Verfahrenskostenhilfe in Kindschaftssachen: Beschwerderecht des Rechtsanwalts gegen die Ablehnung seiner Beiordnung
KI-Zusammenfassung
Die Beteiligte zu 2 stellte einen Antrag auf Verfahrenskostenhilfe für eine beabsichtigte Rechtsbeschwerde gegen die Ablehnung der Beiordnung ihrer Rechtsanwältin. Der BGH lehnte den VKH-Antrag ab, weil die Rechtsbeschwerde keine hinreichende Aussicht auf Erfolg hat und die Sache keine grundsätzliche Bedeutung besitzt. Außerdem war die eingelegte Beschwerde von der Rechtsanwältin im eigenen Namen und daher mangels Beschwerdebefugnis unzulässig. Eine Umdeutung der Eingabe zugunsten der Partei hielt der Senat wegen der erforderlichen Rechtsmittelklarheit für unzulässig.
Ausgang: Antrag auf Verfahrenskostenhilfe in der Kindschaftssache mangels Erfolgsaussicht und grundsätzlicher Bedeutung abgewiesen; Beschwerde als von der Rechtsanwältin eingelegt unzulässig.
Abstrakte Rechtssätze
Verfahrenskostenhilfe ist zu versagen, wenn die beabsichtigte Rechtsbeschwerde keine hinreichende Aussicht auf Erfolg hat und die Sache keine grundsätzliche Bedeutung besitzt.
Ein Rechtsanwalt, dessen Beiordnung abgelehnt wurde, ist nicht zur Beschwerde gegen die Ablehnung seiner Beiordnung befugt; das Recht auf Beiordnung steht allein der Partei zu.
Eine Beschwerde, die eindeutig im Namen des Rechtsanwalts eingelegt wurde, darf nicht zugunsten der Partei umgedeutet werden, da die Klarheit über das Rechtsmittel gewahrt bleiben muss.

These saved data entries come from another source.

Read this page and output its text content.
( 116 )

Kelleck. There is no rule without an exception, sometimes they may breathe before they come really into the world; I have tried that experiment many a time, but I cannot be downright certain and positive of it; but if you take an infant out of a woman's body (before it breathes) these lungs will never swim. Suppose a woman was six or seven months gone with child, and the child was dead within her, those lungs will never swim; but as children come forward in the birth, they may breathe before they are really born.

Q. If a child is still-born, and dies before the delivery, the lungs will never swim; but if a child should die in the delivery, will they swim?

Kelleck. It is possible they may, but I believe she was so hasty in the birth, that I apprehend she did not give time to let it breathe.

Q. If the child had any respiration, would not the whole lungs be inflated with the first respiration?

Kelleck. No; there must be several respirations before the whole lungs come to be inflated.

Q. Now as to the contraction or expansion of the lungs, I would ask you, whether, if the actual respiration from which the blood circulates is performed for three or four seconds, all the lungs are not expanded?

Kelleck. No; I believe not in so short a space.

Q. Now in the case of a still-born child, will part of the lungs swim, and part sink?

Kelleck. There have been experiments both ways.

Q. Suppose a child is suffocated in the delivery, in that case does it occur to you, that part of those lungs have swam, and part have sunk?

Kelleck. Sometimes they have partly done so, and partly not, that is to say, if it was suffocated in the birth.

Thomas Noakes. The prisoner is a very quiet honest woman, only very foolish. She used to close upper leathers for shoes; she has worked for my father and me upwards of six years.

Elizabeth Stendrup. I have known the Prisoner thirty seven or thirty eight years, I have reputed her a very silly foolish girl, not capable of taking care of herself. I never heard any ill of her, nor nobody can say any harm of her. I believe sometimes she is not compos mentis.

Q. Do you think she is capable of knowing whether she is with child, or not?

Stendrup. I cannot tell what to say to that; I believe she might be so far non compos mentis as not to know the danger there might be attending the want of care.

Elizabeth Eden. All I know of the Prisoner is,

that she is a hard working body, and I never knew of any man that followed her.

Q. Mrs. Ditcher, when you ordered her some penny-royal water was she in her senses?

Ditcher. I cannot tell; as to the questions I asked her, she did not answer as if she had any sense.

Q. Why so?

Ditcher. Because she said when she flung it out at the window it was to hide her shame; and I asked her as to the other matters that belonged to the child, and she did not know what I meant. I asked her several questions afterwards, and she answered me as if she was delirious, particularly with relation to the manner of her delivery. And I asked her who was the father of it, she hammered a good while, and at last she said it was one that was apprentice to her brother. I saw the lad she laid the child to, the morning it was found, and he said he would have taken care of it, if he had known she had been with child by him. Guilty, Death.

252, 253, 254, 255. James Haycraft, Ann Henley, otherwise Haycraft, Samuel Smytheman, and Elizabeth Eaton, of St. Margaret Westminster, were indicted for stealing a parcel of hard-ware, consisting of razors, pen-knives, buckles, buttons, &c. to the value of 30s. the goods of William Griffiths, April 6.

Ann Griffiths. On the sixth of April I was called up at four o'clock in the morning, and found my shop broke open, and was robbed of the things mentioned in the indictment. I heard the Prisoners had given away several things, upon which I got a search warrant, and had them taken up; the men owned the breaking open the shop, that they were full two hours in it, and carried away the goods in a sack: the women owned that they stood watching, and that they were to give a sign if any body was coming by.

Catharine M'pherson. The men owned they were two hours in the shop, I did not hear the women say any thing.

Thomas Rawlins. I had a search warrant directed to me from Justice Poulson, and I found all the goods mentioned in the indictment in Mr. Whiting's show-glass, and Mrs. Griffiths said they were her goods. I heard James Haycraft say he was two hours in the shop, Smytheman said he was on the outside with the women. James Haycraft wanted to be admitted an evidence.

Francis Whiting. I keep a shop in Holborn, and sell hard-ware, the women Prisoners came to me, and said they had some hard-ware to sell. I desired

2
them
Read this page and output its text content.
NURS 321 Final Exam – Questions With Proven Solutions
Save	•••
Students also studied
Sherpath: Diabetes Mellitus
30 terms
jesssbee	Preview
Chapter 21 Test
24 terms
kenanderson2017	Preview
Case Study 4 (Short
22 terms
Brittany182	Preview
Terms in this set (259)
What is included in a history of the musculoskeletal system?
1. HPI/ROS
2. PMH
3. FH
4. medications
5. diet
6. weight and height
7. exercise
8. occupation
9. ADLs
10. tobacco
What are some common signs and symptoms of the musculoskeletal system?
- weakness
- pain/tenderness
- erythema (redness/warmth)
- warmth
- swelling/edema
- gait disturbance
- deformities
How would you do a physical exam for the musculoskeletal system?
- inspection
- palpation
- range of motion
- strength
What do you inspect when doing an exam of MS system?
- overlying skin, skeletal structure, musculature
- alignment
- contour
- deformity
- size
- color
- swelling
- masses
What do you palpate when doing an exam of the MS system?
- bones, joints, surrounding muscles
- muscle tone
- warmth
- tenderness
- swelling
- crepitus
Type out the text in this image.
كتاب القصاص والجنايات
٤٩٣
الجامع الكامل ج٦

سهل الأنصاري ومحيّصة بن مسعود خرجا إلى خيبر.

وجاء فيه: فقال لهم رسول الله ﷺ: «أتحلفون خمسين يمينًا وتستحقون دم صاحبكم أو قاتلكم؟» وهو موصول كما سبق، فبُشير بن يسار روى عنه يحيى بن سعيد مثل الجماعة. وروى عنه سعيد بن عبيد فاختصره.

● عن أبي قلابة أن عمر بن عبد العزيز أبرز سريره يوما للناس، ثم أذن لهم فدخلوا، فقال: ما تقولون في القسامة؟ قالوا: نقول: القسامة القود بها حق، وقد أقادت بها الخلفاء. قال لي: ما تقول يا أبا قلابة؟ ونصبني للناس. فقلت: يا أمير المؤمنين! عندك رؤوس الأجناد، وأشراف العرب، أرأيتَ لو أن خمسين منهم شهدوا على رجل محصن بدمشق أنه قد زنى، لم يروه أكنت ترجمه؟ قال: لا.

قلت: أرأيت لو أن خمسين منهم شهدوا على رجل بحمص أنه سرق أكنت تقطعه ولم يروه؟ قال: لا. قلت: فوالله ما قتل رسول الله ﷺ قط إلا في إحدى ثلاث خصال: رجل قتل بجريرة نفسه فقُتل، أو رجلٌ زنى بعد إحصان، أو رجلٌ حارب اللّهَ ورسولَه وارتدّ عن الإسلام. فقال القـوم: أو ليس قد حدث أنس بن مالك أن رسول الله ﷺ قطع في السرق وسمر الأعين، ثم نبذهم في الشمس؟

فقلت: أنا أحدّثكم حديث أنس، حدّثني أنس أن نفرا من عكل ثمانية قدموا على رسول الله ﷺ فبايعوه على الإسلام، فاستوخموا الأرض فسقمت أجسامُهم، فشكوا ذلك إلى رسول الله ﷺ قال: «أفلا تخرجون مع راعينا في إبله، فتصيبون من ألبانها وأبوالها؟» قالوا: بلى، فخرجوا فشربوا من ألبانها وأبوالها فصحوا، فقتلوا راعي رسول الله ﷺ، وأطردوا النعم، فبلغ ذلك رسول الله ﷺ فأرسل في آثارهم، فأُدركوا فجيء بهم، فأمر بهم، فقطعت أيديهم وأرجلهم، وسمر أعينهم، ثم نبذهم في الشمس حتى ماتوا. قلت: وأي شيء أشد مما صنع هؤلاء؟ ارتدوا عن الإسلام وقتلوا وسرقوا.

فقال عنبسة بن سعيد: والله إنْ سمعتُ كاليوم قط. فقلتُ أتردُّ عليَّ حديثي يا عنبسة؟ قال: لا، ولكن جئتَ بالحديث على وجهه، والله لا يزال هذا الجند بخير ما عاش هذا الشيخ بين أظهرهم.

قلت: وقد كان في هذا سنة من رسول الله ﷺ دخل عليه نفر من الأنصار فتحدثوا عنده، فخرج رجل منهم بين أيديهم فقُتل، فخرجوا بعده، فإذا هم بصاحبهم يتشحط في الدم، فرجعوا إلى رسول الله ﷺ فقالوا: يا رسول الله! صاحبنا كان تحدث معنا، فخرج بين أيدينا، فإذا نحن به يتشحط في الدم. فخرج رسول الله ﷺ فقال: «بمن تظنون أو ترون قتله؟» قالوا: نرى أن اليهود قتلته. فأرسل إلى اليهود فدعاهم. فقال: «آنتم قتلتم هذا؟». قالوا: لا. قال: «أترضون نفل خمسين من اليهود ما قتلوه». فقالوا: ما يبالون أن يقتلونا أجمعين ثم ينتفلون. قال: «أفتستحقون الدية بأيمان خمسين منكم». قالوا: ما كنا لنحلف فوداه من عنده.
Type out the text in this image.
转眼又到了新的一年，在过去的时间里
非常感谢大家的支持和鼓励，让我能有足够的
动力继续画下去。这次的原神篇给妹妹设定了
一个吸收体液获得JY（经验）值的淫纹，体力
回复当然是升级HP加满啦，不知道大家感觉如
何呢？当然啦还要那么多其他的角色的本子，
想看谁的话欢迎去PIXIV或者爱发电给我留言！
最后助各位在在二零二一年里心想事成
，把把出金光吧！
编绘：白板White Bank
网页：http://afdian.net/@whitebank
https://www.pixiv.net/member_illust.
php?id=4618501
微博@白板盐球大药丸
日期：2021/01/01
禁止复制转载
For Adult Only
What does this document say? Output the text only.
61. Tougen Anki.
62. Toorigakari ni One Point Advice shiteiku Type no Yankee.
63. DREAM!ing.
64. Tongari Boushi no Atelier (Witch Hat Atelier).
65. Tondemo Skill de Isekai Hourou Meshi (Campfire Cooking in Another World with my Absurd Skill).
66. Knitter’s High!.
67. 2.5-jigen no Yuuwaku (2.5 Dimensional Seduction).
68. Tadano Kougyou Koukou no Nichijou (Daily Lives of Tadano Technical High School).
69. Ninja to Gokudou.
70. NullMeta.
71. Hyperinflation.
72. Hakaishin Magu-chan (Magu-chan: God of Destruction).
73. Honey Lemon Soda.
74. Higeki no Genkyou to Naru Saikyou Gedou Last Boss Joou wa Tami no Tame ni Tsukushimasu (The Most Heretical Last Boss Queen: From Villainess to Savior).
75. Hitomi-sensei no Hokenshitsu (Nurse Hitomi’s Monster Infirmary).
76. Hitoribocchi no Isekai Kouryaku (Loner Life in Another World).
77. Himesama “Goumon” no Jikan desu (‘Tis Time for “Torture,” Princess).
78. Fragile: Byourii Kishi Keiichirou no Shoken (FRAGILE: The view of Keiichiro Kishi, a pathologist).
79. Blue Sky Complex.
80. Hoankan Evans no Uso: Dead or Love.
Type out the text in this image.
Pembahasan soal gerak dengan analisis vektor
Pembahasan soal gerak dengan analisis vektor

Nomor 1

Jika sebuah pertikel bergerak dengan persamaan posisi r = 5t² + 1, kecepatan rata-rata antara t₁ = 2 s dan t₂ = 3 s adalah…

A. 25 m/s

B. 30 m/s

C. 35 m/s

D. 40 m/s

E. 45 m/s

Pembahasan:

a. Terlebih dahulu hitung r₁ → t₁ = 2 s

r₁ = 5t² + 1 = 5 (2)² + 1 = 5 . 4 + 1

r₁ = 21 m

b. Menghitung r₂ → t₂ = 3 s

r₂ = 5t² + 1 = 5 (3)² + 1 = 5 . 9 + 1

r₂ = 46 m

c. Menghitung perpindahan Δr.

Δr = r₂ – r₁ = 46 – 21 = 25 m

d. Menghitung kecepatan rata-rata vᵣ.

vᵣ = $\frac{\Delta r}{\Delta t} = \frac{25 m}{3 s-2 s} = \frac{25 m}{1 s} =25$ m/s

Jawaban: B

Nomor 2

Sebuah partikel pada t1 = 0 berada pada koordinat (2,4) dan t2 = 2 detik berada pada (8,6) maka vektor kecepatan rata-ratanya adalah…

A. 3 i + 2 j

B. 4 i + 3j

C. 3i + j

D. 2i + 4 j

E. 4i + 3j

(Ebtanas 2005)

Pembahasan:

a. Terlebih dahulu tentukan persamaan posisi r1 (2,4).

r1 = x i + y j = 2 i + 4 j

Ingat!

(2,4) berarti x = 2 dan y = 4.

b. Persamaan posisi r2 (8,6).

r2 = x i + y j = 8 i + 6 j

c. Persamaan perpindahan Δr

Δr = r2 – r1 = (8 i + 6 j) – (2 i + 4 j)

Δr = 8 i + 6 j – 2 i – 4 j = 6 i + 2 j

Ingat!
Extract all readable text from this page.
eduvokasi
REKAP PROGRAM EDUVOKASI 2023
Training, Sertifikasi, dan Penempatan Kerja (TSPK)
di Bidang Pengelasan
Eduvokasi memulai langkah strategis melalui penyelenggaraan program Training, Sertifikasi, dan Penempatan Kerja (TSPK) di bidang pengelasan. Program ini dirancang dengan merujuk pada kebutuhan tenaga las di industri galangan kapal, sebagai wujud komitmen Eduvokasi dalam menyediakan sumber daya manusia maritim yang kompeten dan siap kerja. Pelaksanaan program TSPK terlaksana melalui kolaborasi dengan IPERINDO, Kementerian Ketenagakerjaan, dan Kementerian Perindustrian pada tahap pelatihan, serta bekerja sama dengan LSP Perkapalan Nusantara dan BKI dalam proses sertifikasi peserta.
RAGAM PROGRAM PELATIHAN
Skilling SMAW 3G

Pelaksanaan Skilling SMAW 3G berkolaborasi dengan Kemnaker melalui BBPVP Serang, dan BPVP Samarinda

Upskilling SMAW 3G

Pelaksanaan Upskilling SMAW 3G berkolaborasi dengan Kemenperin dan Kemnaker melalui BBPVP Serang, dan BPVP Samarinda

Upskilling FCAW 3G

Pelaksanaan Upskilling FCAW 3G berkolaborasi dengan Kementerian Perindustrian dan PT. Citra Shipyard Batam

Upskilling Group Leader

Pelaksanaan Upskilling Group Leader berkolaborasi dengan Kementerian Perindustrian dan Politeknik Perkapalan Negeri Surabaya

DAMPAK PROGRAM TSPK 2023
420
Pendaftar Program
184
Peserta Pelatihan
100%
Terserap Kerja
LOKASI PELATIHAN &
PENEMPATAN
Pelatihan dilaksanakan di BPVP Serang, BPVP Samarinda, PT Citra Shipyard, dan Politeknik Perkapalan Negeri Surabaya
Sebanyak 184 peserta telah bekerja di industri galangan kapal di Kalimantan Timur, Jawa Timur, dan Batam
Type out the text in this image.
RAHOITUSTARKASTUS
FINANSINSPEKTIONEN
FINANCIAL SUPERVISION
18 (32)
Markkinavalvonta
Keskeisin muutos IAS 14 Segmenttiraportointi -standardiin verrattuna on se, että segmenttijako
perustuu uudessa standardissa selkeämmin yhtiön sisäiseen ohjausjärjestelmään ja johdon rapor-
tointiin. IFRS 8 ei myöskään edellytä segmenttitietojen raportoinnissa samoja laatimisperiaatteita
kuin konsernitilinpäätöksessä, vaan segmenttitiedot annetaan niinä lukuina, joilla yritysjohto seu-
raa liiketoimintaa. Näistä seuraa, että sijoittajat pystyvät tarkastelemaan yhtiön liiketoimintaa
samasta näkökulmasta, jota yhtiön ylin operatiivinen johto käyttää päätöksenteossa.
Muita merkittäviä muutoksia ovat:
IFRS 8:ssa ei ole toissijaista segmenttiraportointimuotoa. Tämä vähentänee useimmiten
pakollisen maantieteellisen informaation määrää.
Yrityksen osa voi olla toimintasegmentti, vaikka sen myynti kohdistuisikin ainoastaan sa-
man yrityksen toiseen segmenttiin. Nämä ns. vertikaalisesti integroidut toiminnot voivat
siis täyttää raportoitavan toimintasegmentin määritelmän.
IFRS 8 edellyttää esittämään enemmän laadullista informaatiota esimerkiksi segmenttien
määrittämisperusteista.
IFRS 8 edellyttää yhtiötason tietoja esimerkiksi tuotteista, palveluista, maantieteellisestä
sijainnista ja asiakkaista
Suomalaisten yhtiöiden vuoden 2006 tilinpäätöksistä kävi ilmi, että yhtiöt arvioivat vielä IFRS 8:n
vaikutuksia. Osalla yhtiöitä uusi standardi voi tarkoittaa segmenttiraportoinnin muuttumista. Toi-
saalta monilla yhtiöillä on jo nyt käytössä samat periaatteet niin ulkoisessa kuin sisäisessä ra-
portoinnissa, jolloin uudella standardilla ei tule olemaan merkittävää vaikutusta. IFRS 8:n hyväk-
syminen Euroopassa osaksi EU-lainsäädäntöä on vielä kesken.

Ist die Partei nicht selbst Beschwerdeführerin und bestätigt der Beschwerdebeschluss die erstinstanzliche Entscheidung, fehlt der Partei die erforderliche Beschwer, sodass eine Rechtsbeschwerde unzulässig ist.
Vorinstanzen
vorgehend OLG Oldenburg (Oldenburg), 21. November 2022, Az: 11 WF 253/22
vorgehend AG Osnabrück, 5. Oktober 2022, Az: 35 F 268/22 VKH 3
Tenor
Der Antrag der weiteren Beteiligten zu 2 auf Verfahrenskostenhilfe wird abgelehnt.
Gründe
Die beabsichtigte Rechtsbeschwerde hat keine hinreichende Aussicht auf Erfolg. Verfahrenskostenhilfe ist auch nicht wegen grundsätzlicher Bedeutung zu bewilligen, weil es einer Beantwortung der für die Zulassung angeführten Rechtsfrage nicht bedarf.
1. Es fehlt bereits an der - vom Rechtsbeschwerdegericht in vollem Umfang zu überprüfenden - Zulässigkeit der Erstbeschwerde. Die Beschwerde gegen die vom Amtsgericht in der vorliegenden Kindschaftssache abgelehnte Beiordnung von Rechtsanwältin T. gemäß §§ 76 Abs. 1, 78 Abs. 2 FamFG ist von dieser im eigenen Namen eingelegt worden und mangels Beschwerdebefugnis unzulässig.
Wird ein Rechtsanwalt, dessen Beiordnung beantragt ist, nicht beigeordnet, ist er nicht zur Beschwerde gegen die Ablehnung seiner Beiordnung befugt, weil nur die Partei, nicht aber er ein Recht auf die Beiordnung hat (OLG Celle FamRZ 2012, 1661, 1662 mwN; vgl. BGHZ 109, 163 = NJW 1990, 836, 837 f.; Zöller/Schultzky ZPO 35. Aufl. § 127 Rn. 58 mwN).
Eine Auslegung der eindeutig im Namen der Rechtsanwältin eingelegten Beschwerde als für die Beteiligte zu 2 eingelegt ist nicht möglich. Eine Umdeutung ist wegen der gebotenen Rechtsmittelklarheit nicht zulässig.
2. Der Beteiligten zu 2 fehlt es zudem für eine von ihr einzulegende Rechtsbeschwerde an der erforderlichen Beschwer durch den Beschluss des Oberlandesgerichts. Da sie nicht selbst Beschwerdeführerin gewesen ist und der Beschwerdebeschluss die erstinstanzliche Entscheidung bestätigt hat, wäre ihre Rechtsbeschwerde unzulässig (vgl. Senatsbeschluss vom 15. Dezember 2021 - XII ZB 383/21 - FamRZ 2022, 654 Rn. 3 mwN).